The Wrangler name has only been with us since 1987, but of course the spirit of the car was born in World War Two, with the Willys-Overland contract to provide the US military with off-roading vehicles. Its go-anywhere nature combined with the fact it was relatively easy to fix made it popular enough that after the war, a civilian version emerged, the CJ-2A.
The rest is a well-trod story, right up until 1986 when the Wrangler badge appeared. With a lower ride height and reduced body roll, the Wrangler was very much born with Tarmac in mind. While creature comforts remain at a minimum today, compared with any other SUV you care to mention, it has come on in leaps and bounds since the first version was launched, with better door seals, a smoother ride, a lighter body, more technology and refined off-roading ability.
On paper, the Jeep Wrangler doesn’t tick any of the normal motoring journalist boxes: it feels underpowered, wobbly, gruff and lacking in up-to-date technology. But it is an exercise in the importance of design, because it oozes charm with its fun, all-American rugged lines. There are huge exposed door hinges, a shallow dashboard, squared-off wheel arches, and a roof that comes away entirely after you unclip the chunky roof hinges inside.
With the roof off, there’s an exposed roll cage for the kids to hang off as you thunder down to the beach with your surf board. It’s that sort of car: unapologetically folksy, and one of the true and few design icons on our roads today.

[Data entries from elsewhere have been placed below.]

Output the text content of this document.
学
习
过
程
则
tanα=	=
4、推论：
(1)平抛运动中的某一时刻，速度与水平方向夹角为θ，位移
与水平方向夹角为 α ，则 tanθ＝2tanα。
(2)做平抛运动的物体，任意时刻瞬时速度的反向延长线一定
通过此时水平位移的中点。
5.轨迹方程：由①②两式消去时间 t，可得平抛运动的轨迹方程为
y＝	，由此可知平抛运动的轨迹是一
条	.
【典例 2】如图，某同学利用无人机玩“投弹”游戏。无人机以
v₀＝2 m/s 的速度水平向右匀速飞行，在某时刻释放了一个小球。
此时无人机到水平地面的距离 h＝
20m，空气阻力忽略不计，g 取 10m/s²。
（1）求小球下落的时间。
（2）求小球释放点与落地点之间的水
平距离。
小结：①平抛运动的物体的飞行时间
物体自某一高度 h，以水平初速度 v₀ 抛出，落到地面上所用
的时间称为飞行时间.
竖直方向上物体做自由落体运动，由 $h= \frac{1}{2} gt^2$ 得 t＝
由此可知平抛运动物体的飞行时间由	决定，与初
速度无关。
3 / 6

Have it in bright yellow, or matt black, or maybe orange: they all look great.
At first glance the Wrangler seems expensive, but the standard equipment list is strong: our Wrangler Overland had front and rear parking sensors, a reversing camera, blind-spot monitoring, cruise control, heated front seats, heated door mirrors, tyre-pressure monitoring and dual-zone air-conditioning. And that great removable hard top, which can either be removed in stages, with just the two panels above the front passengers unclipped, or the whole thing.
Hmmm, like the vast majority of owners, we didn’t take the Wrangler on any serious off-roading sections, just through some fields. It does of course have full-time four-wheel-drive, and a decent departure and approach angle. In true rugged mode, there’s a second lever for the low-ratio lock, and a FCA 2.2-litre Multijet diesel engine mated to an eight-speed automatic, developing 200 horsepower and 450Nm (333lb ft) of torque.
The official figures say 0-62mph is in 9.6 seconds. It felt slower, to be honest, perhaps because of the agricultural, breathless accompaniment from the engine and the steering ratio for those huge chunky wheels. But who cares? You’d look rather strange trying to drive a Wrangler like a Golf GTI: this is a car for bimbling over sand dunes, no wanting it down the A3. We felt entirely relaxed, and had a big smile on our face the entire time.
What a shock to love this car quite as much as we did. Who knew you could get so much pleasure from something so heavy (2.5 tonnes) with a four-cylinder diesel engine in it? We genuinely want to buy one now. And then disappear to California with it for a life in Monterey.
It has stumped us like no other car: we shouldn’t like anything about the Wrangler, but we love it all. Maybe it’s an existential thing encompassing the American Dream; maybe we just like anything that keeps the children quiet. Who knows. We’re stumped. But my goodness, we miss it already.